5 Ways to Improve Your English in 5 Minutes Flat

Hello, darling! This is my last newsletter before I ride the holiday horse towards the horizon, but you know I would never leave you without some fabulous tips and tricks on how to improve your English while I’m away! Got 5 minutes? Great. Let’s get started.

This could be you. You want to raise the bar on your English communication skills. You don’t have a lot of time. I get it. I hear this on the daily, and guess what – improving your English can start right now (‘now’ meaning after reading this newsletter, of course!) and you don’t need a lot of time. You can make small changes today that will start taking you down the right path – small steps but all in the right direction – the final destination being Awesome English, of course! Let’s go. Each step takes just a few minutes. One of them takes less than half of a half of a minute. No excuses anymore! Got 5 seconds? Sure you do. Now let’s rock.

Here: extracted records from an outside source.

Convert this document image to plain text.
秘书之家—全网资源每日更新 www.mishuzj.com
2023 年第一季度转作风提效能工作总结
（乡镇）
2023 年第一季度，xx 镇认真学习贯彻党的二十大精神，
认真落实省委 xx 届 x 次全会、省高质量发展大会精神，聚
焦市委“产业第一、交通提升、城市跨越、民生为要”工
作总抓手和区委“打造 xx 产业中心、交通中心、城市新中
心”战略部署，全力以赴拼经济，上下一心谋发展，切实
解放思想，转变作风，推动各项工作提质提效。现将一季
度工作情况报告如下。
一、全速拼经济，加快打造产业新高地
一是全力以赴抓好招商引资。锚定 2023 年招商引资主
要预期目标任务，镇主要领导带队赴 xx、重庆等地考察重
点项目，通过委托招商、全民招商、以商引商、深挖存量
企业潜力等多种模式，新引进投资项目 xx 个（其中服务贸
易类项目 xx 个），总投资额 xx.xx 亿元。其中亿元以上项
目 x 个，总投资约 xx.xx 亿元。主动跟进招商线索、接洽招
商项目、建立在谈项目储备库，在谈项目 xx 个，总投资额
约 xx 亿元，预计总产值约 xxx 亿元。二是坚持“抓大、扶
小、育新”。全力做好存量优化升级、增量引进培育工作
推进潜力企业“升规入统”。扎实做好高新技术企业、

  1. If you have a radio alarm, set it to BBC Radio (BBC World Service is a personal favorite…oops I mean favourite) or any all –English radio program. Often a song you hear first thing in the morning (or an annoying radio jingle) will stay in your head all day, whether you like it or not. If the first thing you hear is English words, there’s a good chance that some of those words will stay with you throughout the day. (30 seconds) 
  2. Organize and activate your new words. Download the free ‘Dictionary.com’ app and mark all your new words as ‘favorites’ (by clicking on the star). This way you can keep all your new words in your phone. Use the handy audio link to hear how each new word is pronounced. (Downloading takes about 5 seconds) 
  3. For every new word you learn, learn a synonym (a word that means the same) and an antonym (a word that means the opposite), and put each new word into a sentence of your own. The Thesaurus.com app, which is part of the Dictionary.com app is a great resource for this. The more active you are in using these words, the easier these words will come to you when you need them. (5 minutes)
  4. Do what I call a Word Blitz. Set a timer for 1 minute. Think of a word and write down all the words you can think of that are connected to that word – see if you can come up with 20 words in 1 minute! This is an excellent way to expand your descriptive language. Instead of saying something was ‘big’, how about saying ‘enormous’, ‘huge’, or ‘colossal’ instead? You are fabulously diverse and your language should be too! (1 minute) 
  5. Reading and listening is not enough. Get active! If you read an article, find 3 new words in it and activate them that day. (5 minutes) Write a summary about what you’ve just heard or read. Grab my online courses and watch my video masterclasses and do the worksheets (www.businessenglishcommunication.com or www.rockyourenglish.com). Keep an English diary. Skype with a friend in English. Have an office rule that all coffee breaks will be held in English, or that everyone at work speaks English until lunch. (Have lunch at 3 pm.)

I hope that this helps you realize that improving your English communication does not take a lot of time. At all. What it does take is commitment and the desire to learn and improve. It only takes a bit of effort – setting a timer, downloading an app (and using it), but the results will make it all worthwhile. Trust me. (If you don’t have 1 minute to improve your English, then you are spending waaaaay too much time watching cats playing piano on You Tube. Stop that.)

Ok, enough reading. Now start DOING. Use it or lose it, darlings! And yes, you can go back to watching cat videos when you are done. But only if you write a summary about it afterwards!
Have a great summer, my dear. I’ll be back in your inbox in a few short weeks!